“It is estimated that between 5,000 and 8,000 cases of forced marriage occurred in Britain last year, according to the Department for Children, Schools, and Families.”
Forced marriage is one of the most effective means of resisting integration. It serves to reconstitute an un-British mini-society on the household level by keeping women tethered to domineering husbands and in-laws determined to preserve a social order foreign to Western values. Their children grow up believing the environment is “normal,” growing accustomed to the treatment of women as inferiors and possessions (see Qur’an 4:34), and the cycle repeats itself until someone has the wherewithal to rebel. “British warning: Summer is forced marriage season,” by Aidan Jones for the Christian Science Monitor, July 2:
London — The first time Shazia Qayum met her husband was on their wedding day.
Duped by her parents into visiting the poor, pious, hilly district of Mirpur in Pakistani-administered Kashmir, she arrived to a village abuzz with preparations for her wedding — a ceremony she knew nothing about.
Seventeen years old, she had already refused to marry her first cousin two years earlier — an act of defiance that resulted in her being withdrawn from school by her parents.
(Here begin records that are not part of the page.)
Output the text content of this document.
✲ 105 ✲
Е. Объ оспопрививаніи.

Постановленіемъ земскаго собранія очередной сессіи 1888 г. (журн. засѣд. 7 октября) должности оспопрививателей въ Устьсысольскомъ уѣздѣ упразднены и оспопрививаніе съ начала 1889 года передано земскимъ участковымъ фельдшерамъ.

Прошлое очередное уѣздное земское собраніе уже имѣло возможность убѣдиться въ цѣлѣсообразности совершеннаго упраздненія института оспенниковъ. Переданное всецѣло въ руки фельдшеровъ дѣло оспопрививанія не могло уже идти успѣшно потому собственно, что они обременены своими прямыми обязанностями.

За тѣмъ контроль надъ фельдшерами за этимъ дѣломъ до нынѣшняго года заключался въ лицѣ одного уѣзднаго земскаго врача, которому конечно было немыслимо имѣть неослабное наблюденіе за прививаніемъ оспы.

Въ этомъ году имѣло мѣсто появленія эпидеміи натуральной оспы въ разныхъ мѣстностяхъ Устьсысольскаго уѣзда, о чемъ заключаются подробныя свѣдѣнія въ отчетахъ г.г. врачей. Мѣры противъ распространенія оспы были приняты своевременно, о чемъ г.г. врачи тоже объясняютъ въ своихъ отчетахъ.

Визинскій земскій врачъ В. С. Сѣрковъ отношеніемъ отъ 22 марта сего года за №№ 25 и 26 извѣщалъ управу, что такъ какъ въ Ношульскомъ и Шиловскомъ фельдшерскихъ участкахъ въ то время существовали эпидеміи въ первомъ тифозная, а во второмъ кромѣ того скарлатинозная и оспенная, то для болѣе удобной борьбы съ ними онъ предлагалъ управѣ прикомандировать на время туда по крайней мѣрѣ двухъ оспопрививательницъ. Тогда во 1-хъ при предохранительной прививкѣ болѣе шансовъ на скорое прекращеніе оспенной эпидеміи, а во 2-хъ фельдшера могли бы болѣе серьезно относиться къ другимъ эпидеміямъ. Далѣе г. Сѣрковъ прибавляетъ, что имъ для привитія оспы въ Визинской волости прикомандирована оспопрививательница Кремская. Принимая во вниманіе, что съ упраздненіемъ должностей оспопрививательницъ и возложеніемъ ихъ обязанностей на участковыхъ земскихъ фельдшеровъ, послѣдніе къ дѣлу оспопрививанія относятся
“I couldn’t believe they had brought me from Birmingham to Pakistan on such a huge lie,” she says. “It crushed me.”
That was more than decade ago, but government figures released today suggest the true scale of Britain’s forced-marriage problem is only now beginning to emerge. It is estimated that between 5,000 and 8,000 cases of forced marriage occurred in Britain last year, according to the Department for Children, Schools, and Families. […]
“Nobody should be forced into marriage against their will or without their free and open consent,” says Chris Bryant, a minister for the Foreign and Commonwealth Office. “There is no culture in which this is acceptable in the modern world, and we are determined to do everything we can to put a stop to it.”
Guidelines for police, teachers, doctors
The report is accompanied by new guidelines issued to police, teachers, and family doctors on recognizing the warning signs of a forced marriage.
The guidelines were released ahead of the school summer holidays — a period when hundreds of children are known to be taken abroad and married off, some never to return to Britain.
Advocates say it is effectively child abuse, and the real figures are much higher, but unreported.
Ms. Qayum says the issue turns on misplaced notions of honor among some South Asian communities.
“Refusing to marry the person they have chosen is perhaps the worst you can do in the eyes of the community,” she says. “I was left with the choice of living out a lie for my parents’ sake or leaving, starting with nothing, and losing my family. I choose to leave.”
She hasn’t seen her family since.
Part of a Western European push back?
Several hotlines across the country field calls from people fearing they will be married against their will. A number staffed by Britain’s Forced Marriage Unit (FMU) has received 770 calls so far this year. The FMU is a team run jointly by the Foreign and Home offices.
“We took a call from a women in the toilet at Heathrow Airport,” says Sarah Russell, head of the unit. “We managed to get the police to her before she was flown out of the country, but there are many others out of our reach.” […]
Nazir Afzal, the lead lawyer for London’s CPS, says the issue boils down to the power relations within male-dominated societies.
“It is not just the elders who may believe women are inferior,” he says.
“I met a 21-year-old Muslim boy, who told me ‘man is a piece of gold, women are silver. If you drop gold in mud it can be cleaned; drop silver and it is worthless.’